Der Rattenfänger von Hameln - wer kennt nicht dieses Märchen der Gebrüder Grimm? - Ein gar wunderlicher Mann befreite die Stadt Hameln von einer Rattenplage.
Doch die Bürger prellten den Rattenfänger um seinen verdienten Lohn.
Der Mann kehrte in die Stadt zurück und zog erneut pfeifend durch die Gassen.
Dieses Mal kamen aber nicht die Ratten angelaufen, sondern die Kinder.
Unbemerkt marschierte der Rattenfänger mit seiner Schar durchs stadttor und ward nie mehr gesehen.
Hier fängt das Spiel an: Mutige Kinder, die Mitspieler, die dem Rattenfänger entkommen sind, wollen die entführten, die sich in einem Höhlenlabyrinth nahe der Stadt befinden, befreien. Gelingt ihnen das, haben alle Spieler gewonnen. Werden aber Kinder in der Höhle vergessen, muß eine neue Befreiungsaktion gestartet werden. Jeder Spieler würfelt - wenn er an der Reihe ist - und zieht dann entsprechend der Würfelzahl mit einer beliebigen der vier Spielfiguren ausgehend vom Höhleneingang durch das Höhlensystem. Wenn die letzte Spielfigur den Ausgang erreicht hat, müssen alle Kinder befreit sein.
| Der Rattenfänger von Hameln | |
|---|---|
| Verlag | Herder |
| Autor | Alex Randolph |
| Spieler | 2 bis 6 |
| Alter | ab 5 Jahren |
| Wertung | |
| Heinrich Schidelko | ![]() |
Die schöne und ansprechende Aufmachung, sowohl von der Verpackung als auch vom Spielbrett hält, was sie verspricht, ein einfaches aber abwechslungsreiches Würfelspiel.
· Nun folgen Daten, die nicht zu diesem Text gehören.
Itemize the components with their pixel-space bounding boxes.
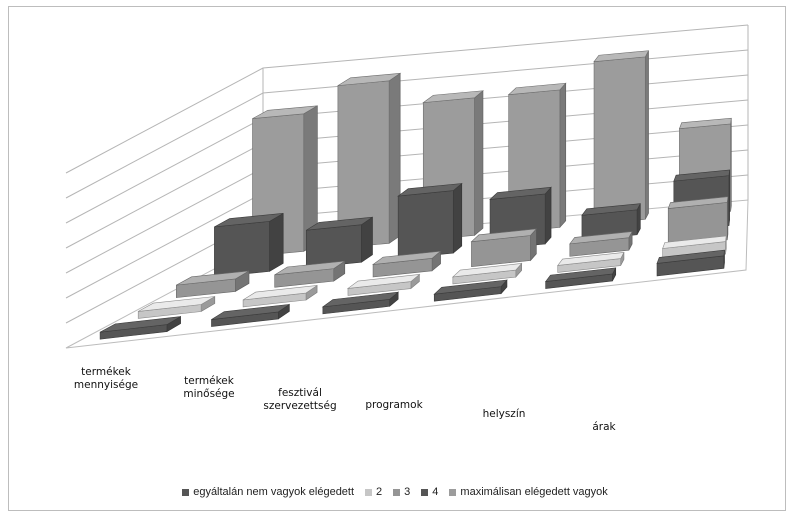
legend-item: 2 <box>365 486 382 498</box>
legend-swatch <box>182 489 189 496</box>
x-tick-label: termékek mennyisége <box>74 366 138 391</box>
bar <box>471 229 536 267</box>
chart-legend: egyáltalán nem vagyok elégedett 2 3 4 maximá… <box>0 483 790 501</box>
legend-item: 4 <box>421 486 438 498</box>
legend-label: maximálisan elégedett vagyok <box>460 486 607 498</box>
x-tick-label: helyszín <box>483 408 526 420</box>
bar <box>214 213 283 277</box>
x-tick-label: fesztivál szervezettség <box>263 387 336 412</box>
legend-swatch <box>449 489 456 496</box>
bar <box>398 183 462 258</box>
legend-item: egyáltalán nem vagyok elégedett <box>182 486 354 498</box>
legend-item: 3 <box>393 486 410 498</box>
legend-label: egyáltalán nem vagyok elégedett <box>193 486 354 498</box>
legend-item: maximálisan elégedett vagyok <box>449 486 607 498</box>
x-tick-label: termékek minősége <box>183 375 234 400</box>
legend-swatch <box>365 489 372 496</box>
legend-swatch <box>393 489 400 496</box>
x-tick-label: programok <box>365 399 423 411</box>
legend-label: 3 <box>404 486 410 498</box>
legend-label: 4 <box>432 486 438 498</box>
category-labels: termékek mennyisége termékek minősége feszti… <box>74 366 617 433</box>
x-tick-label: árak <box>592 421 616 433</box>
bar <box>306 217 372 268</box>
legend-swatch <box>421 489 428 496</box>
legend-label: 2 <box>376 486 382 498</box>
bar <box>594 51 649 224</box>
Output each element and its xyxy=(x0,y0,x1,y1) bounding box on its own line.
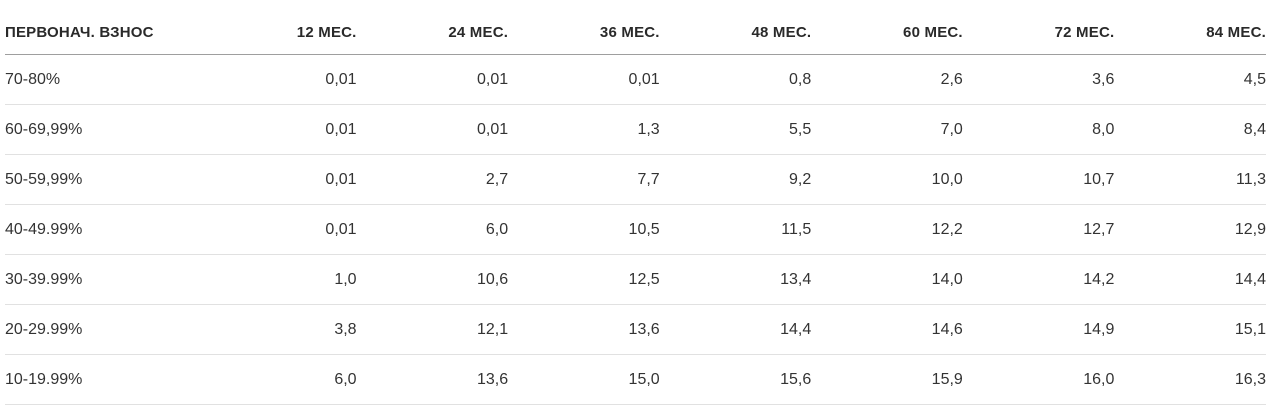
header-60-months: 60 МЕС. xyxy=(811,0,963,55)
table-cell: 4,5 xyxy=(1114,54,1266,105)
table-row: 50-59,99% 0,01 2,7 7,7 9,2 10,0 10,7 11,… xyxy=(5,154,1266,205)
table-cell: 5,5 xyxy=(659,104,812,155)
table-cell: 10,5 xyxy=(508,204,660,255)
table-cell: 14,4 xyxy=(659,304,812,355)
table-cell: 11,5 xyxy=(659,204,812,255)
table-cell: 15,1 xyxy=(1114,304,1266,355)
table-cell: 16,3 xyxy=(1114,354,1266,405)
table-cell: 0,01 xyxy=(356,104,509,155)
table-cell: 13,6 xyxy=(508,304,660,355)
row-label: 20-29.99% xyxy=(5,304,205,355)
table-cell: 2,7 xyxy=(356,154,509,205)
table-cell: 0,01 xyxy=(205,104,357,155)
table-row: 30-39.99% 1,0 10,6 12,5 13,4 14,0 14,2 1… xyxy=(5,254,1266,305)
table-cell: 7,0 xyxy=(811,104,963,155)
table-cell: 9,2 xyxy=(659,154,812,205)
row-label: 60-69,99% xyxy=(5,104,205,155)
row-label: 70-80% xyxy=(5,54,205,105)
table-cell: 10,7 xyxy=(962,154,1115,205)
row-label: 30-39.99% xyxy=(5,254,205,305)
table-cell: 0,01 xyxy=(356,54,509,105)
row-label: 50-59,99% xyxy=(5,154,205,205)
table-cell: 12,2 xyxy=(811,204,963,255)
table-body: 70-80% 0,01 0,01 0,01 0,8 2,6 3,6 4,5 60… xyxy=(5,54,1266,405)
table-cell: 14,2 xyxy=(962,254,1115,305)
table-cell: 14,6 xyxy=(811,304,963,355)
table-cell: 0,01 xyxy=(205,154,357,205)
table-row: 40-49.99% 0,01 6,0 10,5 11,5 12,2 12,7 1… xyxy=(5,204,1266,255)
table-cell: 12,7 xyxy=(962,204,1115,255)
table-cell: 8,4 xyxy=(1114,104,1266,155)
table-cell: 10,0 xyxy=(811,154,963,205)
header-72-months: 72 МЕС. xyxy=(962,0,1115,55)
table-cell: 1,0 xyxy=(205,254,357,305)
table-cell: 14,0 xyxy=(811,254,963,305)
table-cell: 11,3 xyxy=(1114,154,1266,205)
table-cell: 14,9 xyxy=(962,304,1115,355)
table-cell: 6,0 xyxy=(356,204,509,255)
table-cell: 12,5 xyxy=(508,254,660,305)
row-label: 40-49.99% xyxy=(5,204,205,255)
table-cell: 13,4 xyxy=(659,254,812,305)
header-row: ПЕРВОНАЧ. ВЗНОС 12 МЕС. 24 МЕС. 36 МЕС. … xyxy=(5,0,1266,55)
table-cell: 7,7 xyxy=(508,154,660,205)
table-cell: 0,01 xyxy=(205,54,357,105)
table-header: ПЕРВОНАЧ. ВЗНОС 12 МЕС. 24 МЕС. 36 МЕС. … xyxy=(5,0,1266,55)
table-cell: 15,9 xyxy=(811,354,963,405)
row-label: 10-19.99% xyxy=(5,354,205,405)
table-cell: 14,4 xyxy=(1114,254,1266,305)
table-cell: 12,9 xyxy=(1114,204,1266,255)
table-row: 70-80% 0,01 0,01 0,01 0,8 2,6 3,6 4,5 xyxy=(5,54,1266,105)
table-cell: 2,6 xyxy=(811,54,963,105)
header-down-payment: ПЕРВОНАЧ. ВЗНОС xyxy=(5,0,205,55)
table-row: 20-29.99% 3,8 12,1 13,6 14,4 14,6 14,9 1… xyxy=(5,304,1266,355)
header-12-months: 12 МЕС. xyxy=(205,0,357,55)
table-cell: 3,8 xyxy=(205,304,357,355)
table-cell: 3,6 xyxy=(962,54,1115,105)
header-48-months: 48 МЕС. xyxy=(659,0,812,55)
table-cell: 16,0 xyxy=(962,354,1115,405)
table-cell: 0,01 xyxy=(205,204,357,255)
table-row: 60-69,99% 0,01 0,01 1,3 5,5 7,0 8,0 8,4 xyxy=(5,104,1266,155)
rate-table: ПЕРВОНАЧ. ВЗНОС 12 МЕС. 24 МЕС. 36 МЕС. … xyxy=(5,0,1266,405)
table-cell: 0,8 xyxy=(659,54,812,105)
table-cell: 12,1 xyxy=(356,304,509,355)
table-cell: 15,0 xyxy=(508,354,660,405)
table-cell: 15,6 xyxy=(659,354,812,405)
table-cell: 0,01 xyxy=(508,54,660,105)
table-cell: 10,6 xyxy=(356,254,509,305)
header-24-months: 24 МЕС. xyxy=(356,0,509,55)
table-cell: 8,0 xyxy=(962,104,1115,155)
table-cell: 13,6 xyxy=(356,354,509,405)
header-84-months: 84 МЕС. xyxy=(1114,0,1266,55)
table-row: 10-19.99% 6,0 13,6 15,0 15,6 15,9 16,0 1… xyxy=(5,354,1266,405)
table-cell: 1,3 xyxy=(508,104,660,155)
table-cell: 6,0 xyxy=(205,354,357,405)
header-36-months: 36 МЕС. xyxy=(508,0,660,55)
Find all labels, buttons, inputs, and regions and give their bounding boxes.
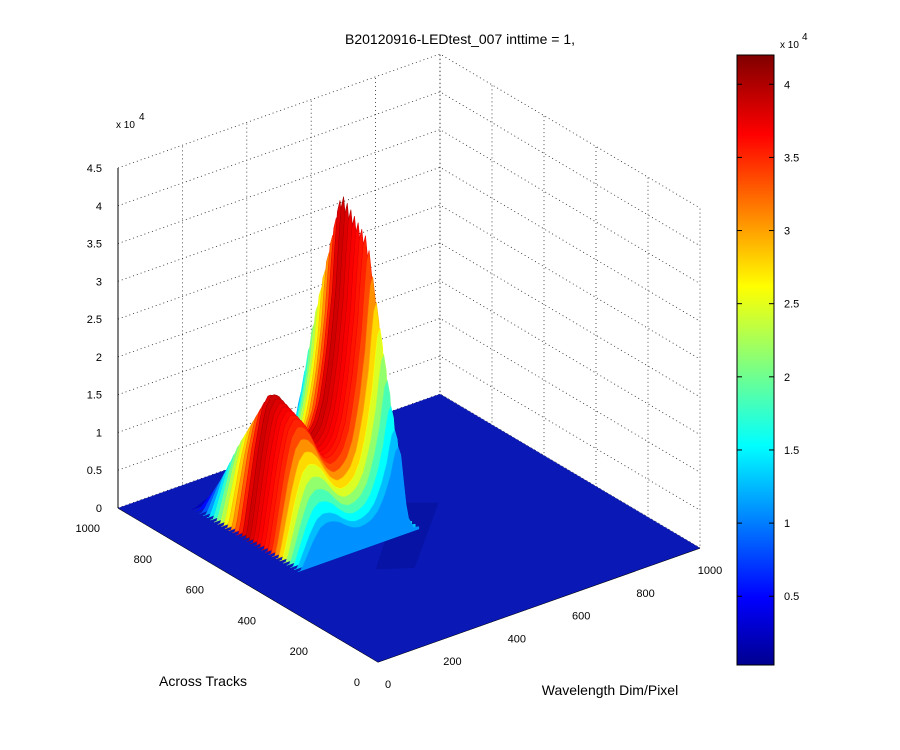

Obwohl es ein Kinderspiel ist, wird es auch für den erwachsenen nicht langweilig. Für Eltern mit Kindern ab fünf Jahre auf jeden Fall eine überaus lohnende Freizeitunterhaltung, bei der endlich mal nicht der Einzelkämpfer gewinnt, sondern der Gemeinschaftsgeist.